Die Schlüsse, zu denen er dabei gekommen war, beunruhigten ihn.
    Ein Mann mit offenem Kragen und kurzärmligem Hemd, das über dem feisten Bauch spannte, näherte sich von einem Büro am anderen Ende des Flurs. Joe schaute zu ihm hoch, als er vorbeiging. Der Mann hielt vorsichtig an und drehte sich um.
    »Sie sind Joe Pickett?«
    Er nickte.
    Der Mann schaute den Korridor hoch und runter, um sich zu vergewissern, dass niemand kam.
    »Ich will Ihnen nur sagen, dass eine Menge Leute hier denken, Sie werden abgezockt.«
    »Wirklich?« Joe war nicht klar gewesen, dass er in der Behörde Diskussionsthema war, obwohl das Verhalten der beiden Sachbearbeiterinnen hinterm Empfangstresen darauf hingedeutet hatte.
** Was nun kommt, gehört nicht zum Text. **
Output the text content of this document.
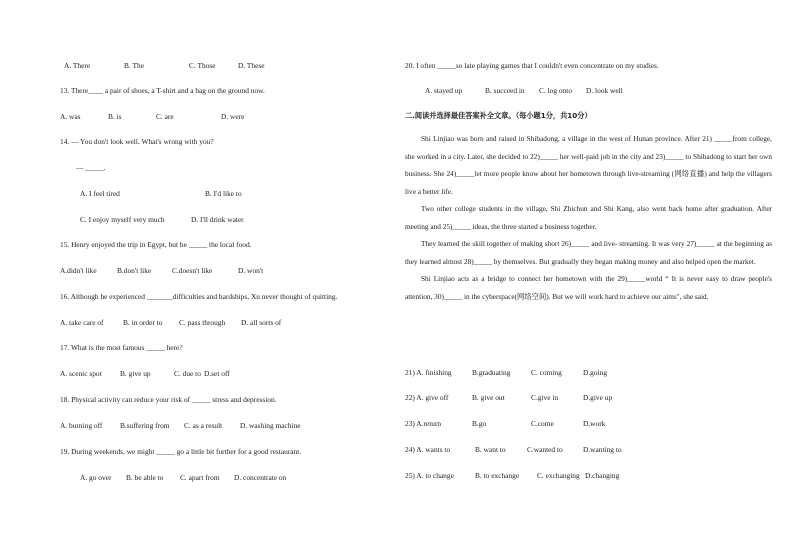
A. There	B. The	C. Those	D. These
13. There____ a pair of shoes, a T-shirt and a bag on the ground now.
A. was	B. is	C. are	D. were
14. — You don't look well. What's wrong with you?
— _____.
A. I feel tired	B. I'd like to
C. I enjoy myself very much	D. I'll drink water
15. Henry enjoyed the trip in Egypt, but he _____ the local food.
A.didn't like	B.don't like	C.doesn't like	D. won't
16. Although he experienced _______difficulties and hardships, Xu never thought of quitting.
A. take care of	B. in order to C. pass through D. all sorts of
17. What is the most famous _____ here?
A. scenic spot B. give up	C. due to D.set off
18. Physical activity can reduce your risk of _____ stress and depression.
A. burning off B.suffering from C. as a result D. washing machine
19. During weekends, we might _____ go a little bit further for a good restaurant.
A. go over B. be able to C. apart from D. concentrate on
20. I often _____so late playing games that I couldn't even concentrate on my studies.
A. stayed up	B. succeed in C. log onto D. look well
二.阅读并选择最佳答案补全文章。（每小题1分，共10分）

Shi Linjiao was born and raised in Shibadong, a village in the west of Hunan province. After 21) _____from college, she worked in a city. Later, she decided to 22)_____ her well-paid job in the city and 23)_____ to Shibadong to start her own business. She 24)_____let more people know about her hometown through live-streaming (网络直播) and help the villagers live a better life.

Two other college students in the village, Shi Zhichun and Shi Kang, also went back home after graduation. After meeting and 25)_____ ideas, the three started a business together.

They learned the skill together of making short 26)_____ and live- streaming. It was very 27)_____ at the beginning as they learned almost 28)_____ by themselves. But gradually they began making money and also helped open the market.

Shi Linjiao acts as a bridge to connect her hometown with the 29)_____world “ It is never easy to draw people's attention, 30)_____ in the cyberspace(网络空间). But we will work hard to achieve our aims", she said.

21) A. finishing	B.graduating	C. coming	D.going
22) A. give off	B. give out	C.give in	D.give up
23) A.return	B.go	C.come	D.work
24) A. wants to	B. want to	C.wanted to	D.wanting to
25) A. to change	B. to exchange C. exchanging D.changing
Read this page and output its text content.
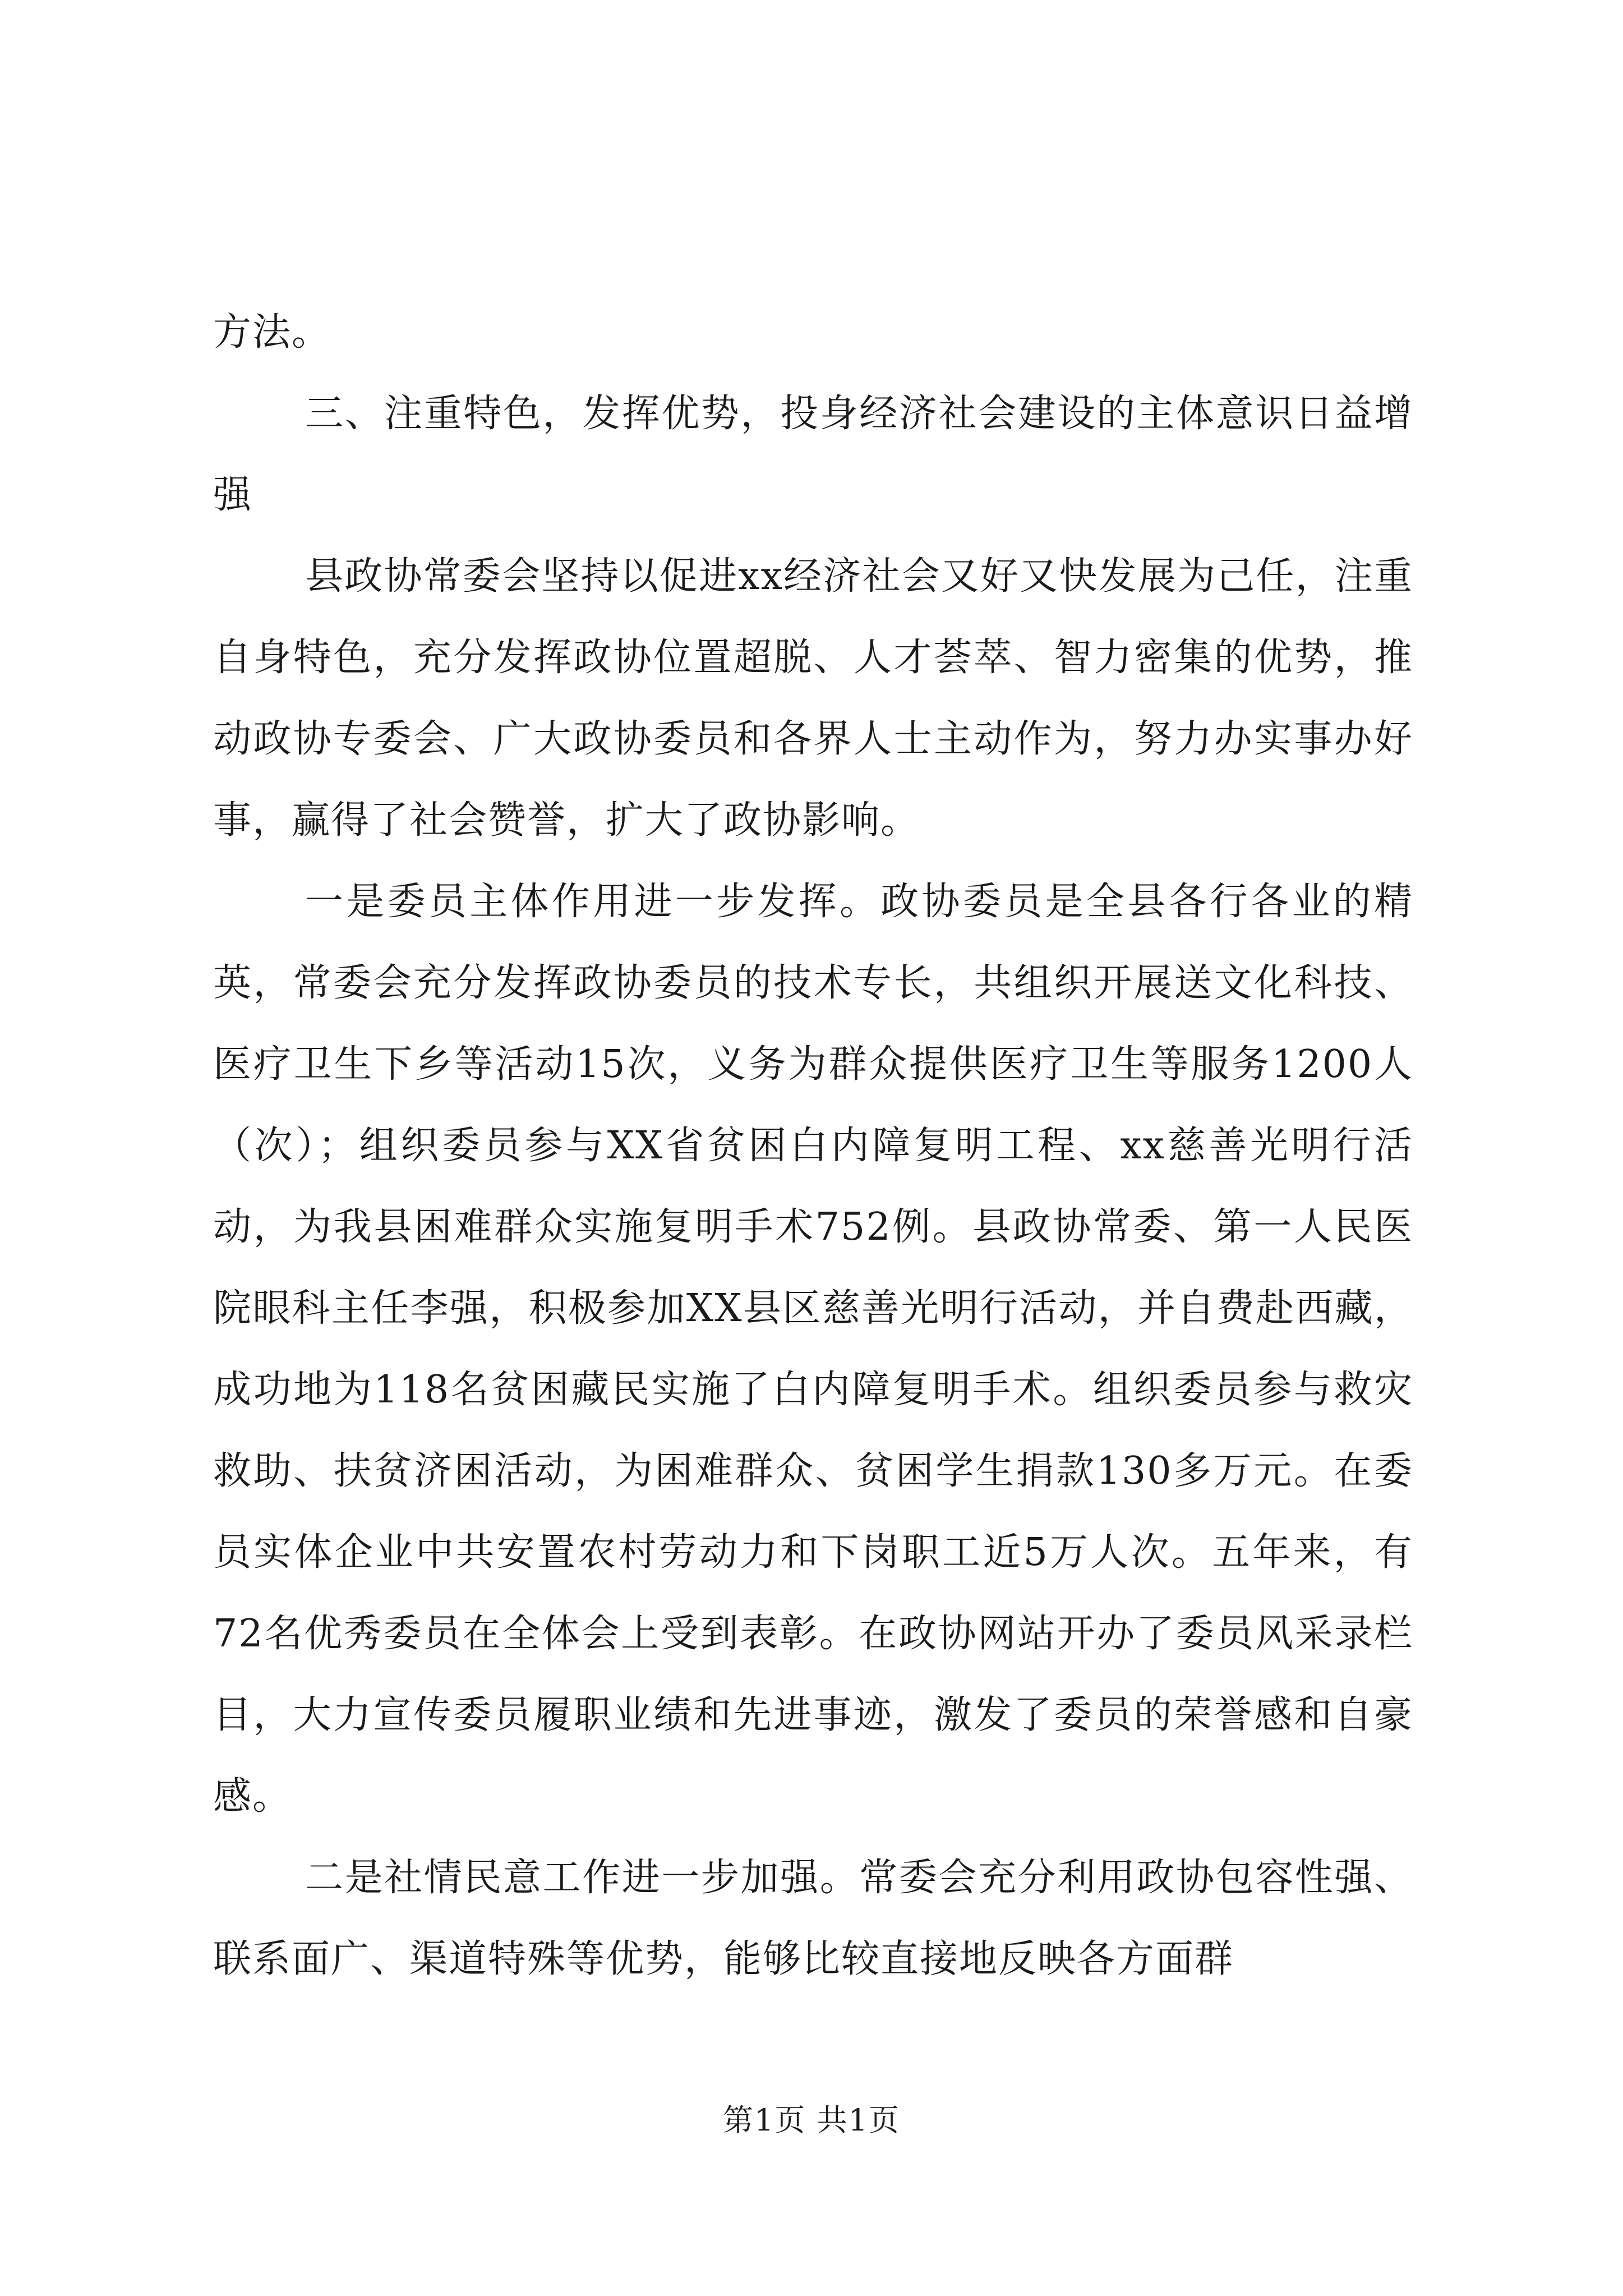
方法。

三、注重特色，发挥优势，投身经济社会建设的主体意识日益增强

县政协常委会坚持以促进xx经济社会又好又快发展为己任，注重自身特色，充分发挥政协位置超脱、人才荟萃、智力密集的优势，推动政协专委会、广大政协委员和各界人士主动作为，努力办实事办好事，赢得了社会赞誉，扩大了政协影响。

一是委员主体作用进一步发挥。政协委员是全县各行各业的精英，常委会充分发挥政协委员的技术专长，共组织开展送文化科技、医疗卫生下乡等活动15次，义务为群众提供医疗卫生等服务1200人（次）；组织委员参与XX省贫困白内障复明工程、xx慈善光明行活动，为我县困难群众实施复明手术752例。县政协常委、第一人民医院眼科主任李强，积极参加XX县区慈善光明行活动，并自费赴西藏，成功地为118名贫困藏民实施了白内障复明手术。组织委员参与救灾救助、扶贫济困活动，为困难群众、贫困学生捐款130多万元。在委员实体企业中共安置农村劳动力和下岗职工近5万人次。五年来，有72名优秀委员在全体会上受到表彰。在政协网站开办了委员风采录栏目，大力宣传委员履职业绩和先进事迹，激发了委员的荣誉感和自豪感。

二是社情民意工作进一步加强。常委会充分利用政协包容性强、联系面广、渠道特殊等优势，能够比较直接地反映各方面群

第1页 共1页
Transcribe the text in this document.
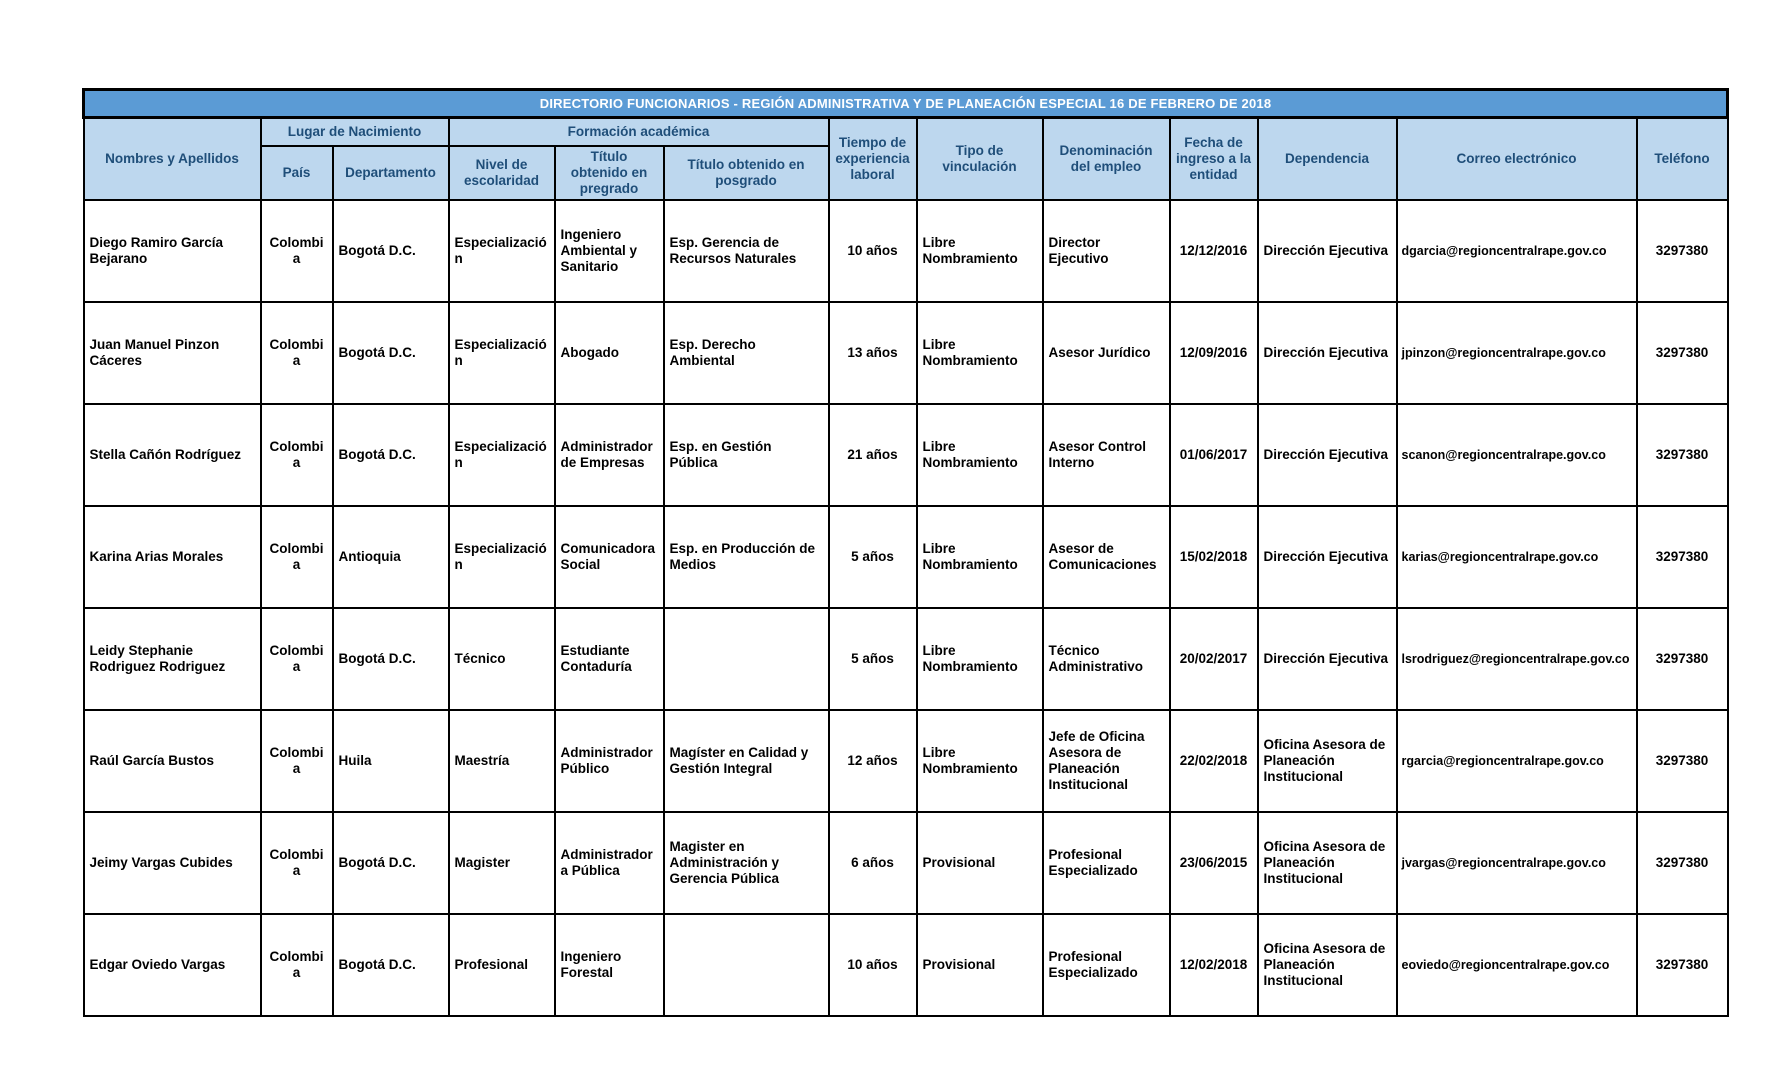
DIRECTORIO FUNCIONARIOS - REGIÓN ADMINISTRATIVA Y DE PLANEACIÓN ESPECIAL 16 DE FEBRERO DE 2018												
Nombres y Apellidos	Lugar de Nacimiento		Formación académica			Tiempo de experiencia laboral	Tipo de vinculación	Denominación del empleo	Fecha de ingreso a la entidad	Dependencia	Correo electrónico	Teléfono
	País	Departamento	Nivel de escolaridad	Título obtenido en pregrado	Título obtenido en posgrado							
Diego Ramiro García Bejarano	Colombia	Bogotá D.C.	Especialización	Ingeniero Ambiental y Sanitario	Esp. Gerencia de Recursos Naturales	10 años	Libre Nombramiento	Director Ejecutivo	12/12/2016	Dirección Ejecutiva	dgarcia@regioncentralrape.gov.co	3297380
Juan Manuel Pinzon Cáceres	Colombia	Bogotá D.C.	Especialización	Abogado	Esp. Derecho Ambiental	13 años	Libre Nombramiento	Asesor Jurídico	12/09/2016	Dirección Ejecutiva	jpinzon@regioncentralrape.gov.co	3297380
Stella Cañón Rodríguez	Colombia	Bogotá D.C.	Especialización	Administrador de Empresas	Esp. en Gestión Pública	21 años	Libre Nombramiento	Asesor Control Interno	01/06/2017	Dirección Ejecutiva	scanon@regioncentralrape.gov.co	3297380
Karina Arias Morales	Colombia	Antioquia	Especialización	Comunicadora Social	Esp. en Producción de Medios	5 años	Libre Nombramiento	Asesor de Comunicaciones	15/02/2018	Dirección Ejecutiva	karias@regioncentralrape.gov.co	3297380
Leidy Stephanie Rodriguez Rodriguez	Colombia	Bogotá D.C.	Técnico	Estudiante Contaduría		5 años	Libre Nombramiento	Técnico Administrativo	20/02/2017	Dirección Ejecutiva	lsrodriguez@regioncentralrape.gov.co	3297380
Raúl García Bustos	Colombia	Huila	Maestría	Administrador Público	Magíster en Calidad y Gestión Integral	12 años	Libre Nombramiento	Jefe de Oficina Asesora de Planeación Institucional	22/02/2018	Oficina Asesora de Planeación Institucional	rgarcia@regioncentralrape.gov.co	3297380
Jeimy Vargas Cubides	Colombia	Bogotá D.C.	Magister	Administradora Pública	Magister en Administración y Gerencia Pública	6 años	Provisional	Profesional Especializado	23/06/2015	Oficina Asesora de Planeación Institucional	jvargas@regioncentralrape.gov.co	3297380
Edgar Oviedo Vargas	Colombia	Bogotá D.C.	Profesional	Ingeniero Forestal		10 años	Provisional	Profesional Especializado	12/02/2018	Oficina Asesora de Planeación Institucional	eoviedo@regioncentralrape.gov.co	3297380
    Der Mann trat zögernd einen Schritt heran und beugte sich zu Joe vor. »Wir hoffen, Sie nehmen den Kampf auf und bringen die ganze Sache bis vor den Gouverneur. Diese verdammte Filzokratie dauert schon lange genug.«
    Joe war verwirrt. »Sie wissen vermutlich viel mehr darüber, was gleich passiert, als ich.«
    Der Mann schnaubte kurz, und ein selbstgefälliges Grinsen huschte über sein Gesicht. »Was glauben Sie wohl, warum man Sie für Freitagnachmittag um vier vorgeladen hat? Weil das Ganze schon entschieden ist! Und wenn Sie sauer werden und protestieren wollen, ist niemand mehr da, an den sie sich wenden könnten.«
    »Was …«, begann Joe, doch der Mann wandte sich schnell auf dem Absatz um und ging weiter den Flur entlang. Die Frau vom Empfang war wieder aufgetaucht.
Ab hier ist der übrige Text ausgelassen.